About Continuo, that is not correct. Continuo is the sum of a variable number of bass instruments and a "realization", not one or the other. The single line with the bass and the figures appears as "continuo" in scores, and the MuseScorer or ensemble leader must provide for realizing it. The "realization" does not appear in academic/library/"complete works" scores, but modern performing editions often include a realization, so you may or may not want your realization (or someone else's that you copied without paying) to appear, in regular-sized notes or small. All I really want is to be able to label a staff "continuo", another "realization" (which I can do today) and NOT have the score advertised as being "for" the instruments I have chosen to be the continuo.

The problem here is not the application, the sounds, or the scores, but this crazy "for" feature which exploits information to which I do not think it is entitled with unmediated access.

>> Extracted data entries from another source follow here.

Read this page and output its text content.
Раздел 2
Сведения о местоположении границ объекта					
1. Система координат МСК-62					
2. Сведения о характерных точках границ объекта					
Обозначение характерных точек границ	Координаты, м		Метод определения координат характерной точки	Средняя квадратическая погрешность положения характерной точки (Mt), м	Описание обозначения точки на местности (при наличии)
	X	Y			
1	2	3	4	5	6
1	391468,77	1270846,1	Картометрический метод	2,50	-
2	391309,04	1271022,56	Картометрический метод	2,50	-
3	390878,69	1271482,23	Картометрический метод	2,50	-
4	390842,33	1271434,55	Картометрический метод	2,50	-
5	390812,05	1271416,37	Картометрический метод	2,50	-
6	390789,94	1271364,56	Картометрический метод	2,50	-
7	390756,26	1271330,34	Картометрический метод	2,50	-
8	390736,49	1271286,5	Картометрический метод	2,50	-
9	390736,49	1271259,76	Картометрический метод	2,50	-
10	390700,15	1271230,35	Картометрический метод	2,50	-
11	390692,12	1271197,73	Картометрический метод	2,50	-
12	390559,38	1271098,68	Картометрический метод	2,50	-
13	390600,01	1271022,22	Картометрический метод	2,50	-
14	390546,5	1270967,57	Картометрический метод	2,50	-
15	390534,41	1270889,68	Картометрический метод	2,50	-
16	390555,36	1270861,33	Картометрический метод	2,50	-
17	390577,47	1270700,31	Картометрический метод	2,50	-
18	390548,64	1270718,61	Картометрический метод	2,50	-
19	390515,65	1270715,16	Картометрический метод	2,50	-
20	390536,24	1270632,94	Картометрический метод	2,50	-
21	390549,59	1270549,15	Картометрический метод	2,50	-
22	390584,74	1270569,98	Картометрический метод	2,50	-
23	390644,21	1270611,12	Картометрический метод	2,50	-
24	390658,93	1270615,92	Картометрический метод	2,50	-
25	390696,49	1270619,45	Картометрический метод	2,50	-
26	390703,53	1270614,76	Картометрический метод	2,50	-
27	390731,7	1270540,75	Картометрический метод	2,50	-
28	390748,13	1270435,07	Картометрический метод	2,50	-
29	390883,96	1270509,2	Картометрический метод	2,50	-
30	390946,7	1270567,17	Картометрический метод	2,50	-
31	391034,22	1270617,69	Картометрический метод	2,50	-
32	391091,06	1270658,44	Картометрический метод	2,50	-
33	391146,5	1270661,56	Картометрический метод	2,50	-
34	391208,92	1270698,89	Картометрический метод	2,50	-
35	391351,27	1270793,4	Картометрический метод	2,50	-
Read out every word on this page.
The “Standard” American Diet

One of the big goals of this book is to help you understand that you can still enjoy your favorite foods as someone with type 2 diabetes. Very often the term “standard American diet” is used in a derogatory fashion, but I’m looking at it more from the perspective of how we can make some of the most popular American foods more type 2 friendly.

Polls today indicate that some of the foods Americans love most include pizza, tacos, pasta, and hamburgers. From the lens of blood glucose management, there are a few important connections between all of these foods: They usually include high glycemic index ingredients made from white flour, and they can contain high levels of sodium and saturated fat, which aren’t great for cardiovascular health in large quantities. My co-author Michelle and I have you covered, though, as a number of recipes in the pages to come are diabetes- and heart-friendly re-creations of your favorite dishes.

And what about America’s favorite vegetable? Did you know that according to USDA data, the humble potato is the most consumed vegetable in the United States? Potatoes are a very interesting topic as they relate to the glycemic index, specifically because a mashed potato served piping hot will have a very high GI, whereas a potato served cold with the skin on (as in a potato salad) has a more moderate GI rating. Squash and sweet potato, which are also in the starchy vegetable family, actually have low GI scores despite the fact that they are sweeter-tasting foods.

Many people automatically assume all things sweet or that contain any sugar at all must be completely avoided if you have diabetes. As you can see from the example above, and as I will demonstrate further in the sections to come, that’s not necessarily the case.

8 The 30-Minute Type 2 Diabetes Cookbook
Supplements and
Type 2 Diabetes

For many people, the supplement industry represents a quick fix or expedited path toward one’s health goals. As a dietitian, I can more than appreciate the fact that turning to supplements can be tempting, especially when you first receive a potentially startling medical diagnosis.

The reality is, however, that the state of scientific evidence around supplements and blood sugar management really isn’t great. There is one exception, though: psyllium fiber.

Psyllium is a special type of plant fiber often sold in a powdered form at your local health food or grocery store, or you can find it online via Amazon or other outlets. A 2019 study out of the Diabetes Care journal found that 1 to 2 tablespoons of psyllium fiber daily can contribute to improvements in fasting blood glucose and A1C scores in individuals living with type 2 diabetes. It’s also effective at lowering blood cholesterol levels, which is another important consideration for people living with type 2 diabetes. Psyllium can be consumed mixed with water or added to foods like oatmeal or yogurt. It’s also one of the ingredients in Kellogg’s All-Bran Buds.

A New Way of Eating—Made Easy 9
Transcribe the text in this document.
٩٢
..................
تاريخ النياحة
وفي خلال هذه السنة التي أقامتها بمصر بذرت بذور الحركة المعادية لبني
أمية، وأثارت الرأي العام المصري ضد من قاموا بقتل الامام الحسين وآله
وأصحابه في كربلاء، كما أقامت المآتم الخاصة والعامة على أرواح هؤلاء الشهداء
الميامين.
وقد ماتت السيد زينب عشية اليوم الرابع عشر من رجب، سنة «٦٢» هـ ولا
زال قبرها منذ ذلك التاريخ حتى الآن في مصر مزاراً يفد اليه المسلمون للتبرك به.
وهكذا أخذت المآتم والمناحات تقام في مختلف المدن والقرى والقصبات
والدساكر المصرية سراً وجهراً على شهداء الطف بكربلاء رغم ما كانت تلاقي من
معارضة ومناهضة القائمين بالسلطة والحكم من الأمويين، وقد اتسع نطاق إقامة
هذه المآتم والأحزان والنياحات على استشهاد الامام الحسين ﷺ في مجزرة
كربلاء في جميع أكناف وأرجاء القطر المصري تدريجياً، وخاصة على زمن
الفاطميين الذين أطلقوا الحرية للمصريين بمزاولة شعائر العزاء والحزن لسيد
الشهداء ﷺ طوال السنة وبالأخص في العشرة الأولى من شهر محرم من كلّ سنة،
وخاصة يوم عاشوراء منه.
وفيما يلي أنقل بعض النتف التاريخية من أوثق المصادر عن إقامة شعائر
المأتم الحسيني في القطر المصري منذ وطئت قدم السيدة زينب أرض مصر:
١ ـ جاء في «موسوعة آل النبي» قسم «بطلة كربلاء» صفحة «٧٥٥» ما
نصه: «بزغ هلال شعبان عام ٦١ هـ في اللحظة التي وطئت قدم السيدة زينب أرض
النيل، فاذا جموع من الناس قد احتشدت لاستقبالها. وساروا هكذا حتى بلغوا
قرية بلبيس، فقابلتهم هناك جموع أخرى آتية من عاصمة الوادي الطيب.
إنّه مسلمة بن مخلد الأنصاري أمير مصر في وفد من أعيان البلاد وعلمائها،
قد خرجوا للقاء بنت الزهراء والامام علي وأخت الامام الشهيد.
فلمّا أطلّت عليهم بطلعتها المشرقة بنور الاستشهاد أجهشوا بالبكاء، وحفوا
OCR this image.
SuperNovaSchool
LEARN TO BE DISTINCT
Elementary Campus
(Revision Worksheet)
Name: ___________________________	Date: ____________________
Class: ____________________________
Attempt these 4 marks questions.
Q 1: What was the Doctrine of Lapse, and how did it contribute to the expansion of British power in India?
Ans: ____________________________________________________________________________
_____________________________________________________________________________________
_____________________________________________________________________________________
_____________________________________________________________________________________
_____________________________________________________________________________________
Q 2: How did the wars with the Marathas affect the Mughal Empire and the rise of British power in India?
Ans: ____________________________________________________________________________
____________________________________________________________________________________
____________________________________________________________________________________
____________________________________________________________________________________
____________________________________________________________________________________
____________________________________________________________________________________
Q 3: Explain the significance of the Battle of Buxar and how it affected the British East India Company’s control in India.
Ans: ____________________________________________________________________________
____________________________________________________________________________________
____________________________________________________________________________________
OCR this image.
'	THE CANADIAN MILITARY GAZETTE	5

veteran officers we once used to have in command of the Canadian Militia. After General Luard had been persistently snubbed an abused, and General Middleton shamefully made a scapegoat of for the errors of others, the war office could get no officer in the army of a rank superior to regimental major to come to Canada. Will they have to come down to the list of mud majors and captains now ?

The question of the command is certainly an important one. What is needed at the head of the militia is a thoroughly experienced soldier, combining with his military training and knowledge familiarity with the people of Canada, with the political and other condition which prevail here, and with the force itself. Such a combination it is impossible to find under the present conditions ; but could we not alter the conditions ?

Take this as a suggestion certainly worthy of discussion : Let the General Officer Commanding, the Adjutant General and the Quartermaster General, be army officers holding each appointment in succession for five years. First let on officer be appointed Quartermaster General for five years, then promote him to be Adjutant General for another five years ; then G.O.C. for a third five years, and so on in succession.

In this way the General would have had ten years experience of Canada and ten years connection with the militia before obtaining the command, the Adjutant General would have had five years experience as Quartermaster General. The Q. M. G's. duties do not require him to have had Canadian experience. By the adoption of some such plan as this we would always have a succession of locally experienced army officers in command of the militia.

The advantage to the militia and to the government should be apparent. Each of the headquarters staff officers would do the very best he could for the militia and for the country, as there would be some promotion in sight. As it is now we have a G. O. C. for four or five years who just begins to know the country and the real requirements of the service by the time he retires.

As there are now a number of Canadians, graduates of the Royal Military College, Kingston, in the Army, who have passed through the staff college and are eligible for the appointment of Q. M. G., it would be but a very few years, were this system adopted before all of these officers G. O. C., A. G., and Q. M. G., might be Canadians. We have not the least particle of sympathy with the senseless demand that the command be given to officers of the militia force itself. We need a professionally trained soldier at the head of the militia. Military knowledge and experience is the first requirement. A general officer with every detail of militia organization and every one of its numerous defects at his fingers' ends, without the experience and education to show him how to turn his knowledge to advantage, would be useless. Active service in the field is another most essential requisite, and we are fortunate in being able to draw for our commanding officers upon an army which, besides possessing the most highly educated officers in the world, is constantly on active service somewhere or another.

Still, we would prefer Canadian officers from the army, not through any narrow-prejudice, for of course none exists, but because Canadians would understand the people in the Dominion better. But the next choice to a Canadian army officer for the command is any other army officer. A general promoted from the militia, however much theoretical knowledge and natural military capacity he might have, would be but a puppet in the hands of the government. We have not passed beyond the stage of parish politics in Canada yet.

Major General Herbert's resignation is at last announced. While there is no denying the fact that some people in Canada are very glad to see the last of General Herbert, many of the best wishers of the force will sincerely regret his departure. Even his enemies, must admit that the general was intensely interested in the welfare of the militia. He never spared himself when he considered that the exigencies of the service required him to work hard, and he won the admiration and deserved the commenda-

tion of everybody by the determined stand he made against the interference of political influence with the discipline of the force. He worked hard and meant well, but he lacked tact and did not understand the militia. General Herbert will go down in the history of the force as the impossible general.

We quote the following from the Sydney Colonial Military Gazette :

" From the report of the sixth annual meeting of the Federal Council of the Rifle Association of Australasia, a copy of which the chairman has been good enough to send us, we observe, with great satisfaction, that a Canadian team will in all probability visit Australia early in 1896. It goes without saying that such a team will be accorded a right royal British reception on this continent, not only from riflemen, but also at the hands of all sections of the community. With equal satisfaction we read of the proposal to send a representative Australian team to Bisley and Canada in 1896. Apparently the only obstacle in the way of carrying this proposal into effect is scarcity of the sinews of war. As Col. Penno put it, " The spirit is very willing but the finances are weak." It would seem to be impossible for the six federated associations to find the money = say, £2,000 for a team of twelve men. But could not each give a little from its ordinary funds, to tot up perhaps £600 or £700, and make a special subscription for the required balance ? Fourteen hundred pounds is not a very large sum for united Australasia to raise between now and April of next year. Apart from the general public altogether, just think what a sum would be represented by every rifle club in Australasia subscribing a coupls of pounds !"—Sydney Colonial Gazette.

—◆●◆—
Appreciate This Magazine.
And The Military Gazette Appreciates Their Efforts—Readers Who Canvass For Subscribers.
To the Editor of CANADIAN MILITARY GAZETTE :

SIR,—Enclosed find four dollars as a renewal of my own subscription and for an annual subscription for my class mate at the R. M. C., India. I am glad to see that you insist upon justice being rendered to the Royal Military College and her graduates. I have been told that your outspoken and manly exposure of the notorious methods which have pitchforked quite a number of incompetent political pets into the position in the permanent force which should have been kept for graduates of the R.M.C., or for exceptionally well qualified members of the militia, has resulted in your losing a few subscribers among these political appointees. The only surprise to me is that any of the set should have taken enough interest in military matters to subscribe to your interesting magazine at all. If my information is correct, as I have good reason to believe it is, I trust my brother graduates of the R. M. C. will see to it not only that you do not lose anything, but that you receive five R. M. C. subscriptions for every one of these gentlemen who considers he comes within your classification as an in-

Long Instrument name seemed like a pretty good guess, but that fails when instruments/vocals play "roles", e.g., "Rigoletto", "Evangelist", "Violin 2", and Long Instrument Name gets that. But that's clearly getting warmer.

Partname is maybe what is needed here, i.e. the instrument picked from the add nstruments dialog, has also the advantage to be translated into the user's language.

In reply to by Jojo-Schmitz

I suggested a solution that makes sense to me, with the rationale of "When you appeal to something, you have to offer something else that can be used instead"
The reason is that when the user changes the name at the head of the Staff(1), this change appears in the "Long Instrument Name" section.


(1) With double-click or right-click on it and using "Edit Element" command.

OT (or not OT?) I can't find an old (some years ago) conversation.
Someone didn't see the long instrument name on the scores loaded on MsS.com and he had found a trick, Some changes on the staff?
But I don't remember more and probably it is not relevant, only curiosity if someone remembers better.
(Please excuse me if I am inopportune)

It is exactly what is needed here, 100% exact and under the user's control. You can put your continuo there

Hmm, maybe not, that list is just too long for e.g. a full orchestra, there we'd rather want to see For Orchestra, or For Bigband or For Strings Quartett, For Brass Band, For Marching Percussion etc.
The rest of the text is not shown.